Mr. Vassily said, without providing any evidence of this exchange, that Zelenskyy got help after he promised to convert to Christianity – but he did not comply with his “promise”.
“Since then, they have been punishing and persecuting us,” said Mr. Vassily.
Al Jazeera could not confirm Vassily's claims.
Since 2022, more than 100 priests of the UOC are suspected of being traitors, cooperating with officials appointed by Moscow in the occupied territories and spreading Russian propaganda, the Security Service of Ukraine, the main intelligence agency, said in August.
This is when the Verkhovna Rada, the parliament of Ukraine, banned the UOC “to strengthen national security and protect the legal system”.
'Too scary to try with my friends'
However, the migration is very counterproductive, according to a German researcher who has spent years studying Ukrainian religion and visiting many parishes.
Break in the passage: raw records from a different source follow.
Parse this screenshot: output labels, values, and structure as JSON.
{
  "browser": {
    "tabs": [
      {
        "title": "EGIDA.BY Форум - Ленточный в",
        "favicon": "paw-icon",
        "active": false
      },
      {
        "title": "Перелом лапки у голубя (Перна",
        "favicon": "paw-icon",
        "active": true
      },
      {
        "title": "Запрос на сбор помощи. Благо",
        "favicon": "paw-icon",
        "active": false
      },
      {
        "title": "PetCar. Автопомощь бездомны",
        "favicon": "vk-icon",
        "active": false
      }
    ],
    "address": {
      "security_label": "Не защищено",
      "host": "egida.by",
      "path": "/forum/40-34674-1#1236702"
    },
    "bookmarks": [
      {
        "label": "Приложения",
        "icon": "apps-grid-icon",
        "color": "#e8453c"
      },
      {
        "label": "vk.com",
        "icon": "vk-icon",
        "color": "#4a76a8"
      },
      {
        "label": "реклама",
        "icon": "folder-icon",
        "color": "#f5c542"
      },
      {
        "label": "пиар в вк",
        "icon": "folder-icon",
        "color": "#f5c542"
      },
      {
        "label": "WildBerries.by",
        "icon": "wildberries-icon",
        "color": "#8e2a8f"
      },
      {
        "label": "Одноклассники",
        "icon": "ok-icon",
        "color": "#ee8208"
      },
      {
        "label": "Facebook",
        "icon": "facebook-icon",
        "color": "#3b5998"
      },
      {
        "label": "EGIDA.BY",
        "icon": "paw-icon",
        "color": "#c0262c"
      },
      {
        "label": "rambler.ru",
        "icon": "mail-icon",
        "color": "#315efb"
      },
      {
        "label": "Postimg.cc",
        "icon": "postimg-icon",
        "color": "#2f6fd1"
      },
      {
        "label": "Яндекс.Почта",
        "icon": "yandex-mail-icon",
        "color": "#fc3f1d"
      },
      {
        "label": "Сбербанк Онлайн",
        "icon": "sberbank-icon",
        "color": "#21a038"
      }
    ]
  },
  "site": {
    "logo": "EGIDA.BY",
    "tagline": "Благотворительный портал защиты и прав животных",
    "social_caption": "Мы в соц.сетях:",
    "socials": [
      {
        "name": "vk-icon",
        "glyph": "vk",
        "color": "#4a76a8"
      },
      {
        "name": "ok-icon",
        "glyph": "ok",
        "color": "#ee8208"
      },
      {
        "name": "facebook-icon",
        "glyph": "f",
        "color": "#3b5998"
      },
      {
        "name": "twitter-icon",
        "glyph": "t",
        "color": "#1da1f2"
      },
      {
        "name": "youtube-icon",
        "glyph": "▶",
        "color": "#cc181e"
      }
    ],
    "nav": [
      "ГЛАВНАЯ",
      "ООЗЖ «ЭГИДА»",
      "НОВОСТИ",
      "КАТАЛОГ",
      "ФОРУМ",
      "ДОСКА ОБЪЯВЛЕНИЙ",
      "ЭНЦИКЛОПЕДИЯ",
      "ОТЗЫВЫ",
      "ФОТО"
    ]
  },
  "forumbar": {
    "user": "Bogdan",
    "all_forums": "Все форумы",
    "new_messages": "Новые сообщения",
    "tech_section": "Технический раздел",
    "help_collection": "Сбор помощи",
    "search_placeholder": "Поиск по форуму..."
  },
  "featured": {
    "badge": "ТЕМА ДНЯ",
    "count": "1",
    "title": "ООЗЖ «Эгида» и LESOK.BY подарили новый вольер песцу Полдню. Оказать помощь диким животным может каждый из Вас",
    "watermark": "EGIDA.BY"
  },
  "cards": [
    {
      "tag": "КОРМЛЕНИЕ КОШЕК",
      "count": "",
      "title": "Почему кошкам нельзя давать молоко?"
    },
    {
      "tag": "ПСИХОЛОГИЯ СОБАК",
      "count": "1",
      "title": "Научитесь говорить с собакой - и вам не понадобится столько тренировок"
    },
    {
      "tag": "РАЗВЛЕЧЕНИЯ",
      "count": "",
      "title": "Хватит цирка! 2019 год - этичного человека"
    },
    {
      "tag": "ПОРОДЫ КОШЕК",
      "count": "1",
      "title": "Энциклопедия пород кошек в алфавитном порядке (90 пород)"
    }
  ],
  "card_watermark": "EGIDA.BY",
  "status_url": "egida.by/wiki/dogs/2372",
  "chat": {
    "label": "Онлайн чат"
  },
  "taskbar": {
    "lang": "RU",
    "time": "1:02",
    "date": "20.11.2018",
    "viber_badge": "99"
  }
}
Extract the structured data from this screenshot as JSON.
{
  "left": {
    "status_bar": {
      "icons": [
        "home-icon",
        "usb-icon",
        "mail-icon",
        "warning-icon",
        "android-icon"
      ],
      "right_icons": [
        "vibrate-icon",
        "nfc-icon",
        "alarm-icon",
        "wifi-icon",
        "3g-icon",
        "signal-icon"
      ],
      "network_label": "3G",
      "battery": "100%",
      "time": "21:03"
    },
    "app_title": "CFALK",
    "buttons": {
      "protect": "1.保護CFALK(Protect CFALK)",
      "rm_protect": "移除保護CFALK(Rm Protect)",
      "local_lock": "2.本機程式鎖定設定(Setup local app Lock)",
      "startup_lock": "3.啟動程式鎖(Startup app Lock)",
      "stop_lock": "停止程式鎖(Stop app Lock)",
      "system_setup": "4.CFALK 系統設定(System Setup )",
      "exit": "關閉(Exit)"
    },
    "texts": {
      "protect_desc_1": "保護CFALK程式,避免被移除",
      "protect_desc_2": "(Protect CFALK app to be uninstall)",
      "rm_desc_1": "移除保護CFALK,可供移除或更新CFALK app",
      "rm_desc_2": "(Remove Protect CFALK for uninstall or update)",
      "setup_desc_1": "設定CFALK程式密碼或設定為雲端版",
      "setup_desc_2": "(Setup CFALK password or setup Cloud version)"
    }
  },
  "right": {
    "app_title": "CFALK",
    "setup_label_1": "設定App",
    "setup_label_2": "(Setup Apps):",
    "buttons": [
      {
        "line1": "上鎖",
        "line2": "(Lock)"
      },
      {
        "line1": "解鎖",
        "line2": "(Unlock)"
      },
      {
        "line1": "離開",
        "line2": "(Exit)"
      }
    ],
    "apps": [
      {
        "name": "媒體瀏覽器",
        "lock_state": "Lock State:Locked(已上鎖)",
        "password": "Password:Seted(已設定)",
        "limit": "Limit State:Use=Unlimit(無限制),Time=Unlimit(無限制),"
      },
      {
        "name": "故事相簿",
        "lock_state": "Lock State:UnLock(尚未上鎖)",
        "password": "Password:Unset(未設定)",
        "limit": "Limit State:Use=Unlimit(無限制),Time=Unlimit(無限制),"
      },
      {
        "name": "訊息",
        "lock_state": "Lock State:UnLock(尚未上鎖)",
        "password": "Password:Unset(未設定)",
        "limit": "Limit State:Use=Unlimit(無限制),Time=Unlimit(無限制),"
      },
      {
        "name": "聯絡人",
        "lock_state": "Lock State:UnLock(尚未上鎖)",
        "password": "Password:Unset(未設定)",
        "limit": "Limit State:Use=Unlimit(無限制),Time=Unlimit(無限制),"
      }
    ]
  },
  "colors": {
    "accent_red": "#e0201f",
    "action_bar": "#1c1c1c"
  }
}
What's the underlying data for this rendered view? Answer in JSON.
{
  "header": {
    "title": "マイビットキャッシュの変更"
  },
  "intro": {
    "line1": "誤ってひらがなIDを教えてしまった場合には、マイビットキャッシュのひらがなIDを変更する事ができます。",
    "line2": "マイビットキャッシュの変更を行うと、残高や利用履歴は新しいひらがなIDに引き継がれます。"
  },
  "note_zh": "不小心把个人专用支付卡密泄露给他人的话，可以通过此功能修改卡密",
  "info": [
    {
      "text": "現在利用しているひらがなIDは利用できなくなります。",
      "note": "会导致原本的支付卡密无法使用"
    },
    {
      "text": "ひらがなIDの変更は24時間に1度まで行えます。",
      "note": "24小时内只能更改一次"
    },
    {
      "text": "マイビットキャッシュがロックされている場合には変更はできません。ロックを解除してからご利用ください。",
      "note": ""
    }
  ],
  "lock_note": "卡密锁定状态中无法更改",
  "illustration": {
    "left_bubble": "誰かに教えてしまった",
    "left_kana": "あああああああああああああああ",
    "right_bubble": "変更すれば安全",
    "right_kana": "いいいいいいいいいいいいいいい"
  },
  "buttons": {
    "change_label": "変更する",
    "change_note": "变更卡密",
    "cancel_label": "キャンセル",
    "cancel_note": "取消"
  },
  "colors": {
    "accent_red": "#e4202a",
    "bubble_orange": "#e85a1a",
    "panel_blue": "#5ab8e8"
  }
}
Right-wing groups are forcing the UOC to surrender by force, seizing parishes and insulting their Christians who are fighting on the front lines, Nikolay Mitrokhin of the University of Bremen said.
“When Ukraine loses on the battlefield, it is dangerous to test our partners like this,” he told Al Jazeera.
The pressure violates Ukraine's constitution and will attract opposition from the West, endangering military and financial aid, he said, adding that the pressure gives the Kremlin a valid reason to oppose the “Kyiv neo-Nazi junta party,” spreading anti-Ukrainian messages. , and appropriate parishes in the Russian-controlled regions of Ukraine.
On December 16, famous chef Evhen Klopotenko filmed a Christmas dinner in the canteen of Kyiv-Pecherska Lavra, the largest religious center in Kyiv.
Most of the past challenges are UOC's.
The Kremlin responded to the news with disdain – and shared it with a Russian audience in the former Soviet Union.
“They take over churches to turn them into squares,” Nilufar Abdullaeva, a self-proclaimed “Russian patriot” who lives in Tashkent, the capital of Uzbekistan, told Al Jazeera. “He lost all shame.”
The government's ban on the UOC will only force it underground, and “soon it will come out of there with the image of a martyr and a winner”, Mitrokhin said.
Finally, the suspension of parishes can damage and destroy thousands of houses that need maintenance, repair and heating during winter in Ukraine.
“Soon, serious damage to the frescoes and then to the building begins,” Mitrokhin said. Therefore, a large part of Ukrainian culture will disappear.